Public power in Europe

Since 2018, TNI has supported municipalities across Europe to connect and learn from each other and increase their capacities and confidence to promote public power. As a result of mPower, a joint project with allied universities and organisations, more than one hundred local authorities and entities in Europe developed city-wide climate plans and reached their sustainable energy targets. Some fifty localities created new community energy projects or implemented new policies to support such projects. In the reports Building Public Power and Making Municipal Power Work, TNI shared important insights from the project, which came to a close this year, and laid out a municipal agenda for best practice to achieve fair, clean and democratic energy futures across Europe.

Just transition in North Africa

One of the take-aways of the mPower project was the value of collaboration with workers and users, who have a unique vantage point through which the effectiveness, fairness and everyday functioning of the energy system can be seen. In 2022, TNI played a crucial role in linking people and movements, from different contexts, with diverse interests and ideological positions, to build a broad movement for energy democracy. Together with Working Group for Energy Democracy in Tunisia, we co-organised the country’s first-ever Energy Democracy Conference. This brought together representatives of trade unions and civil society organisations to exchange and learn about issues of energy privatisation, green extractivism, and corporatised renewable energy, as well as to identify opportunities to organise and push for democratic public energy. A joint report, Towards a just energy transition in Tunisia, described the local and global context, and pointed the way forward. Published in Arabic, French and English, the report inspired an OpEd in Africa Is A Country. A public launch attracted 50 people and reached another 3,000 through TNI’s social media channels.

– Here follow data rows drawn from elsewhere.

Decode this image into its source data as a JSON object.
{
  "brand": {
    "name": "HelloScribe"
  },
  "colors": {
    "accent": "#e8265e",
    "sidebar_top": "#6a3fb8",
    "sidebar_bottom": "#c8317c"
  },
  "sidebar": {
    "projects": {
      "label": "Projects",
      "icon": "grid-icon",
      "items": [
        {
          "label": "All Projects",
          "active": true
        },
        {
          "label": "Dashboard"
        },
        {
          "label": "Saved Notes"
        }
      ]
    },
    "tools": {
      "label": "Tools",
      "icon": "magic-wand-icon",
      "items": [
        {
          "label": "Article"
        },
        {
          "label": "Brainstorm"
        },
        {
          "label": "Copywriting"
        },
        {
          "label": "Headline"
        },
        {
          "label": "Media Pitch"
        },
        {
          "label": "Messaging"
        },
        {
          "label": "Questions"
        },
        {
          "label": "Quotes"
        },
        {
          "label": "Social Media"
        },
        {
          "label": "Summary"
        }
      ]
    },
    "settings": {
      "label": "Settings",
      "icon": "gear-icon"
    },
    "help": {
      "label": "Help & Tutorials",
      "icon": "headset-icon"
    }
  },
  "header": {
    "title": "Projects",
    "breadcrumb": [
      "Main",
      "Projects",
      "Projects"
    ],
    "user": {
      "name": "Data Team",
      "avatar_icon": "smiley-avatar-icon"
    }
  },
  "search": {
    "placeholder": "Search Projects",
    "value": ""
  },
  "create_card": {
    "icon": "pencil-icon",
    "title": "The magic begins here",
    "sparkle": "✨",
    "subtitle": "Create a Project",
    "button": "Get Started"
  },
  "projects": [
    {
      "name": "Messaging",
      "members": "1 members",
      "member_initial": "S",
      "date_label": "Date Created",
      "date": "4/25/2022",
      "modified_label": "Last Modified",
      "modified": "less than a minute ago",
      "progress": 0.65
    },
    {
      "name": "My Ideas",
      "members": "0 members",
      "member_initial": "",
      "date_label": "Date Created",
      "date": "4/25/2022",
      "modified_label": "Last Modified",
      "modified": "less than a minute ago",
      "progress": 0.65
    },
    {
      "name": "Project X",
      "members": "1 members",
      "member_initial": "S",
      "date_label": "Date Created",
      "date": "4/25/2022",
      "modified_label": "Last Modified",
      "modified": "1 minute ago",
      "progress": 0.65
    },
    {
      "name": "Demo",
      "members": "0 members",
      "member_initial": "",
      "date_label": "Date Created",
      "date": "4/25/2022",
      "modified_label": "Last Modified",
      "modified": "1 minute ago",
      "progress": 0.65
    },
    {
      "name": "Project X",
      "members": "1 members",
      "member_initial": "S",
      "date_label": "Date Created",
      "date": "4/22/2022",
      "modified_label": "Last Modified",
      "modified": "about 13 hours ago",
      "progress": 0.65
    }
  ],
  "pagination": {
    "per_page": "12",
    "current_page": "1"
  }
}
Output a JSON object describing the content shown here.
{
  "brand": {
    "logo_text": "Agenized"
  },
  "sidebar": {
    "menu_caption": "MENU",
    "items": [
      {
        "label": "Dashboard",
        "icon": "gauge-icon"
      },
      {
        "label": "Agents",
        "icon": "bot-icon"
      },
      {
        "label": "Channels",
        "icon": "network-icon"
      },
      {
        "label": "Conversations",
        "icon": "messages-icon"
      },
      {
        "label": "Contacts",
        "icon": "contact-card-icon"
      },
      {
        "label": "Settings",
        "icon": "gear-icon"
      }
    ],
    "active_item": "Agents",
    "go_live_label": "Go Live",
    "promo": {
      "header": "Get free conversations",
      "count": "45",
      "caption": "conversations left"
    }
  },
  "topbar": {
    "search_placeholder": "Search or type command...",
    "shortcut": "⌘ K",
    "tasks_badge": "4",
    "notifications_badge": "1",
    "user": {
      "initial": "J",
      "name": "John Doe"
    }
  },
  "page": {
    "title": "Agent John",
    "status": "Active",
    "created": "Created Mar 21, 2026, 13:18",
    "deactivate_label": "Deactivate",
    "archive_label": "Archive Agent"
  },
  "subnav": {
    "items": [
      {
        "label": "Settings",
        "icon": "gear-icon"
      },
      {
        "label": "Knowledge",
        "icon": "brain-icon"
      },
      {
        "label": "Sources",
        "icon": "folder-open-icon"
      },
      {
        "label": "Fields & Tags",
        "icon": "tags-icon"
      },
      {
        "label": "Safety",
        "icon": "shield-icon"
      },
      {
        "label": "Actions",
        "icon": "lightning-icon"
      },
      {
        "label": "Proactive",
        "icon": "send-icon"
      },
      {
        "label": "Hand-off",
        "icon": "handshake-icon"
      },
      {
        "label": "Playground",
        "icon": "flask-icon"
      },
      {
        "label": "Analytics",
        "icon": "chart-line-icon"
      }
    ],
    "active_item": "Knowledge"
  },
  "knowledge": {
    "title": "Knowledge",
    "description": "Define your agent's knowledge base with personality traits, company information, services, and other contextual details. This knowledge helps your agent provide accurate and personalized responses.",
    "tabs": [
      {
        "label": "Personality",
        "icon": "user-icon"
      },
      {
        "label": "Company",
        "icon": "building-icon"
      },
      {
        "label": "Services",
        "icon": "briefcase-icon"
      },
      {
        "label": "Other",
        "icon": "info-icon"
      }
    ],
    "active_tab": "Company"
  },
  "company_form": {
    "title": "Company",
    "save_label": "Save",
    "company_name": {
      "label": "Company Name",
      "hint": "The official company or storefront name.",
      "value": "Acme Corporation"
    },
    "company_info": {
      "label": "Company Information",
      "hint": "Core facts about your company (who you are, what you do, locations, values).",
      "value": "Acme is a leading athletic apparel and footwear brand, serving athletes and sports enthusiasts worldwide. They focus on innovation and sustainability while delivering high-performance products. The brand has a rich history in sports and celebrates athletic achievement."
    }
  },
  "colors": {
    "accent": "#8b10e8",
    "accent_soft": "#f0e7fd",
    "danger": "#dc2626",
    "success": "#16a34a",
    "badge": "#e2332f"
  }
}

A new collection of essays, Just Transition(s) in North Africa, centred the voices of activists, scholars and writers from North Africa and the Arab region. Published in both Arabic and English, the collection examined diverse threats of energy colonialism and green extractivism. The publication, which was picked up by a number of media outlets, helped shape the public discussion on energy in North Africa, and pushed social and environmental justice perspectives to the fore. TNI also supported and engaged in key regional spaces for dialogue and learning, including a summer school in Tunisia involving some 30 representatives of social movements, and a climate camp, organised by Greenpeace MENA, involving some 400 young people. Both events served to build solidarity among different movements in North Africa and beyond. A new primer helped orient readers to the historical and economic causes of climate change, and the key principles of a just transition.

The future is public

On the global level, the movement for public ownership of energy and other public goods continues to flourish. In partnership with the Open University of Recoleta, based in Chile, we launched an exciting new International Diploma on Transformative Local Governments. Three thousand students attended the programme’s four five-week long courses. With their diplomas in hand, participants reported being better equipped with the theoretical and practical tools to implement transformative processes in their local contexts. The Shifting Narratives conference, co-hosted by TNI and led by Public Services International Research Group and the Institute for Innovation and Public Purpose of University College London, helped to further develop impactful narratives around public service spending and provision, and strengthen alliances between activist scholars, trade unions and other civil society groups. Meanwhile, our Transformative Cities Award, which puts a spotlight on inspiring, community-driven initiatives on energy, water, energy, housing and food systems, continues to grow. Not only did we see a record number of cases submitted (the vast majority from Asia, Africa and Latin America), but 16,000 people voted on the Award, a 50% increase from last year.

Our movement-building work reached an apex in November when over 1,000 people from more than 100 countries converged in Chile for Our Future is Public Conference’, co-organised by TNI and allies. Before and during the conference, we played a leading role in laying the basis for a larger, stronger and more diverse international alliance working for democratic energy. Bridges were built between climate, labour, environmental, Indigenous and feminist movements, who brought different viewpoints and visions to the table, and took steps toward a more unified narrative on democratic public ownership. In the run-up to the conference, TNI produced a plethora of publications, including documentation of nearly two decades of work on public alternatives, and new case studies on energy democracy and successful coalition-building in Colombia and the Philippines. Key actors are hearing our message: in a new report, the International Renewable Energy Association, the lead global intergovernmental agency for energy transformation, explicitly acknowledged problems with privatisation of energy services and recognised TNI’s work on democratic ownership of public services.